In the United Kingdom the Race Relations Act, 1968 made amendments to Race Relations Act, 1965. The Act of 1968 sought to make illegal racial discrimination in public-services, housing and employment. However at the time of the second reading of the Race Relations Bill (which was later to become Race Relations Act, 1968) Enoch Powell, a British Member of Parliament, gave what is notorious as Rivers of Blood Speech. The speech criticised the proposed legislation creating fears about “immigration descended population” and the prospect of British becoming strangers in their own country. Significantly Gallup’s opinion poll found an overwhelming majority agreed with Powell. If a referendum had been held on the need to make the Bill into an Act the Race Relations Act, 1968 would never have been passed. The referendum would have brought about an anti-democratic result offending liberal and democratic values through ostensibly democratic means.

Referendums in fact were the favorite of the plebiscitary democracy of Hitler – no exemplar where democratic traditions are concerned. Hitler used referendum to legitimise his holding the posts both of Chancellor and President and assume supreme power in 1934. He had actually assumed the offices earlier (and the sequence of events which preceded that assumption showed he had scant regard both for democracy and parliament) and the referendum was meant only to legitimise that assumption of authority. referendum was held even during the Reign of Terror in France and Napoleon used a referendum to become the Emperor of France.
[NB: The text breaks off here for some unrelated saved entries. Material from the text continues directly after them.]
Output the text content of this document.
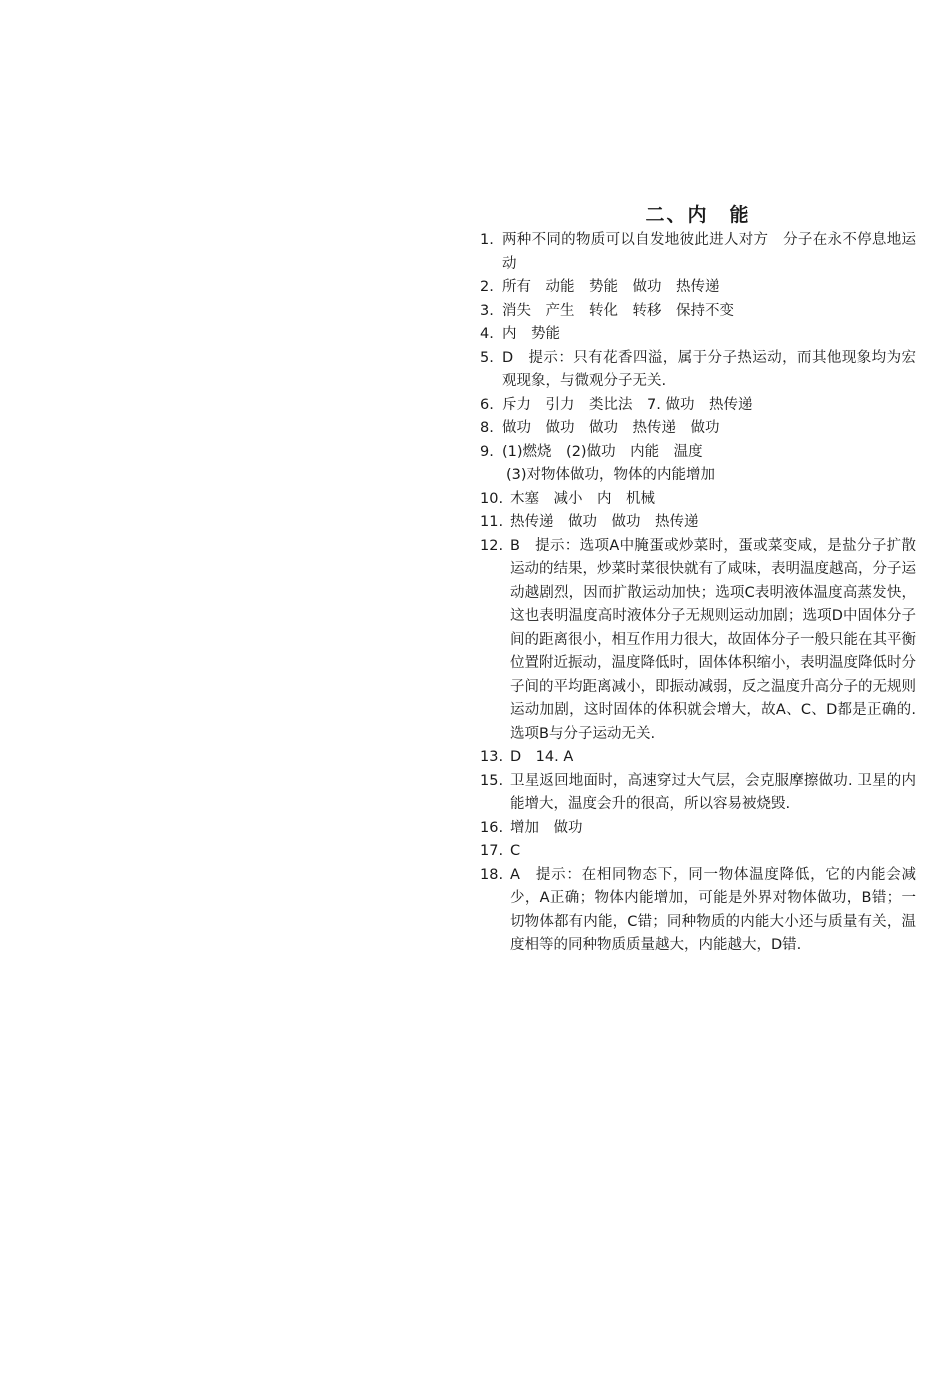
二、内　能
1. 两种不同的物质可以自发地彼此进人对方　分子在永不停息地运动
2. 所有　动能　势能　做功　热传递
3. 消失　产生　转化　转移　保持不变
4. 内　势能
5. D　提示：只有花香四溢，属于分子热运动，而其他现象均为宏观现象，与微观分子无关.
6. 斥力　引力　类比法　7. 做功　热传递
8. 做功　做功　做功　热传递　做功
9. (1)燃烧　(2)做功　内能　温度
(3)对物体做功，物体的内能增加
10. 木塞　减小　内　机械
11. 热传递　做功　做功　热传递
12. B　提示：选项A中腌蛋或炒菜时，蛋或菜变咸，是盐分子扩散运动的结果，炒菜时菜很快就有了咸味，表明温度越高，分子运动越剧烈，因而扩散运动加快；选项C表明液体温度高蒸发快，这也表明温度高时液体分子无规则运动加剧；选项D中固体分子间的距离很小，相互作用力很大，故固体分子一般只能在其平衡位置附近振动，温度降低时，固体体积缩小，表明温度降低时分子间的平均距离减小，即振动减弱，反之温度升高分子的无规则运动加剧，这时固体的体积就会增大，故A、C、D都是正确的. 选项B与分子运动无关.
13. D　14. A
15. 卫星返回地面时，高速穿过大气层，会克服摩擦做功. 卫星的内能增大，温度会升的很高，所以容易被烧毁.
16. 增加　做功
17. C
18. A　提示：在相同物态下，同一物体温度降低，它的内能会减少，A正确；物体内能增加，可能是外界对物体做功，B错；一切物体都有内能，C错；同种物质的内能大小还与质量有关，温度相等的同种物质质量越大，内能越大，D错.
Some referendums are not conclusive despite seeming to be almost unanimous. Take the example of the Crimean referendum on whether the people of Crimea would join Russia or remain part of Ukraine. Over 95 per cent of the voters, it was claimed, answered “yes” to the Republic joining Russia. The Ukrainian Government however called it a farce a fake and crime against the Ukrainian State.

And even where referendums are constitutionally sanctioned, as in Switzerland, the results (as in the case of Swiss Minaret referendum, 2009) may disregard the interests of minorities. In the Swiss case in fact the referendum was unnecessary as the zoning law which was in place may not have allowed the raising of minarets in any case. The holding of the referendum, therefore, may have more to make a point than to achieve a result and cause further polarisation in society.

Irrespective of who calls for referendums and without getting into controversies about their being free and voluntary or not referendums are singularly inappropriate for complex issues. Opinions on such issues are usually subjective and based on experience or knowledge which is not necessarily precise or accurate and in any event the range of probabilities which issues represent makes a conclusions right for one and wrong for the other and no means of objectively verifying who is actually correct. There can be many sides to an issue and the whole truth may elude everyone. Answers sometimes cannot be cabined in a “yes” or a “no” and the “yes” or “no” may themselves be swayed by emotions not facts. There are different sections of society with varied and competing interests and general well-being mandates accommodating all. A mechanism which operates in binaries can well result in tyranny of the majority sacrificing interests which may be significant even if less numerous. It is for this reason Brexit results in Bregret!

Democracy cannot be what John T Wenders said, “two coyotes and a lamb voting on what to have for lunch”! Yet this is precisely what referendums reduce democracy to.